Intan bergegas meninggalkan kamar Sean, dan Sean merasa sedikit kesal dengan situasi itu. Dia melempar semua barang dari meja ke lantai, termasuk nampan berisi sup yang diminta Intan untuk disiapkan Bi Lila. Dia pergi ke meja samping tempat tidurnya, mengambil ponselnya, dan meninggalkan kamarnya. Dia turun ke bawah, mengambil kunci mobil, dan pergi.

Bi Lila sedang berada di dapur dan melihat Intan bergegas menuju kamar dan kini bosnya juga pergi di pagi-pagi buta dan juga dalam kondisi sakit.

"Apa yang terjadi dengan mereka berdua?" Tanya Bi Lila.

Di dalam kamar, Intan duduk di tempat tidurnya dan mengusap-usap bekas luka yang masih terasa sakit karena baru saja terjadi. Namun, yang lebih menyakitkan lagi adalah orang-orang merasa kasihan padanya.
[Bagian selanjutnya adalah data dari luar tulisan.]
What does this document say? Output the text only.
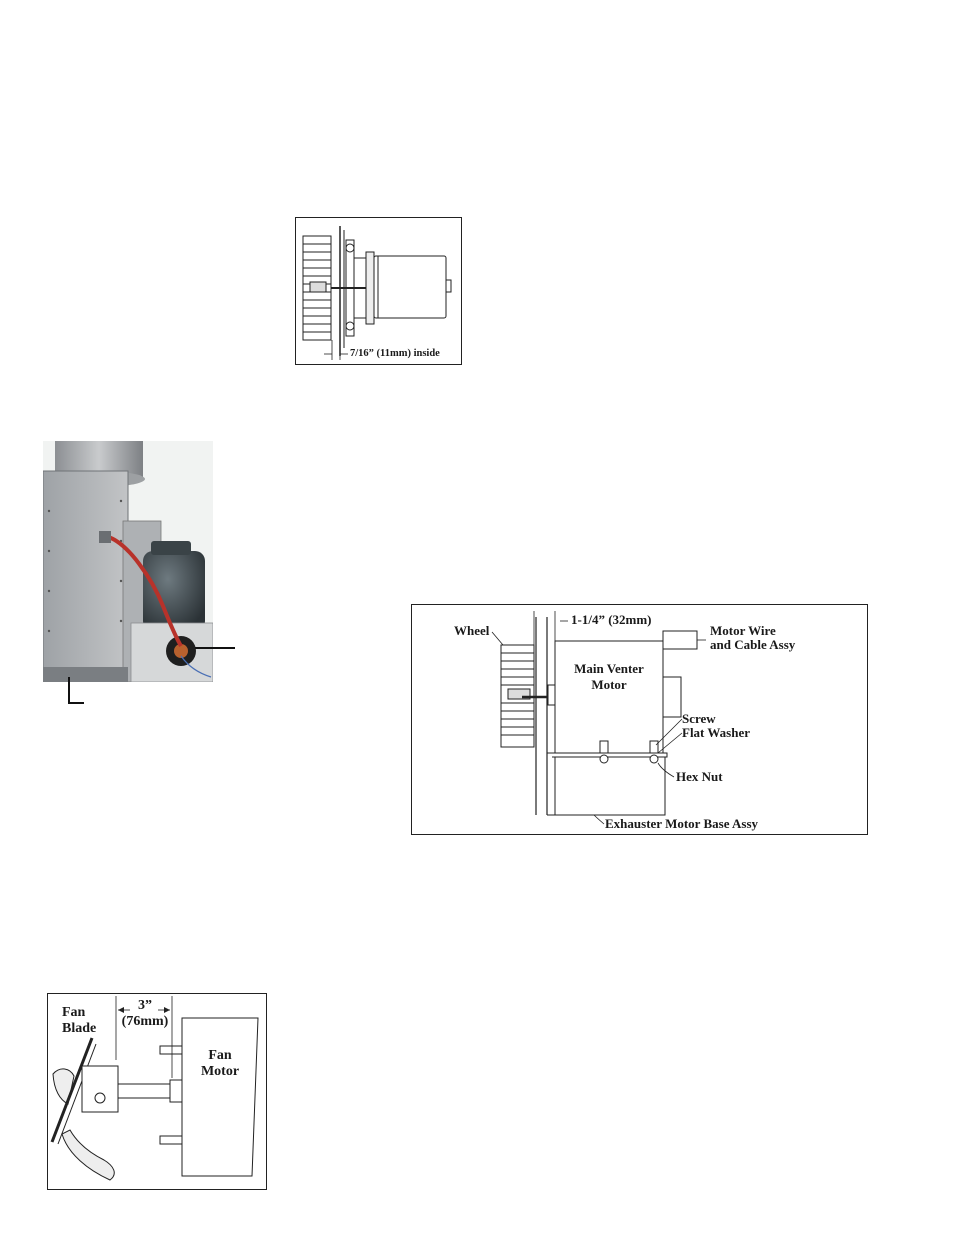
7/16” (11mm) inside
Wheel
1-1/4” (32mm)
Main Venter
Motor
Motor Wire
and Cable Assy
Screw
Flat Washer
Hex Nut
Exhauster Motor Base Assy
Fan
Blade
3”
(76mm)
Fan
Motor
Orang-orang sudah menganggapnya tak berguna karena dia tak bisa melihat. Tapi apa yang akan mereka pikirkan jika mereka tahu dia cukup lemah untuk mencoba menyerah pada hidupnya sendiri?

Sementara itu, di dalam mobil, Sean menelepon sekretarisnya, Julian.

"Aku ingin alamat keluarga Intan." Ucap Sean.

"Pak, ini baru jam 6 pagi." Ucap Julian.

"Aku tidak menanyakan waktu padamu. Aku menanyakan alamatnya, sekarang juga!" Seru Sean kesal.

"Tentu saja, Pak, saya akan segera mengirimkannya." Jawab Julian gugup.

Sekretaris itu, yang tidak mengerti apa pun, mengirimkan alamat keluarga Intan pada Sean.

Ketika Sean akhirnya tiba di depan rumah Intan setelah menerima alamatnya, dia membuka kotak sarung tangan dan mengambil senjatanya.

Dia begitu marah, tapi kemudian teringat permintaan Intan untuk tidak menyakiti keluarganya. Melawan semua nalurinya, Sean menyimpan kembali senjatanya dan keluar dari mobil. Dia berjalan ke pintu depan rumah Intan dan mengetuk pintunya.

Seorang asisten rumah tangga datang untuk membukakan pintu. Dia sedang menyiapkan sarapan untuk keluarga Purnomo, seperti biasa.

"Ada yang bisa saya bantu?" Tanya asisten rumah tangga itu.

"Di mana bosmu?" Tanya Sean tanpa basa-basi langsung masuk ke rumah itu.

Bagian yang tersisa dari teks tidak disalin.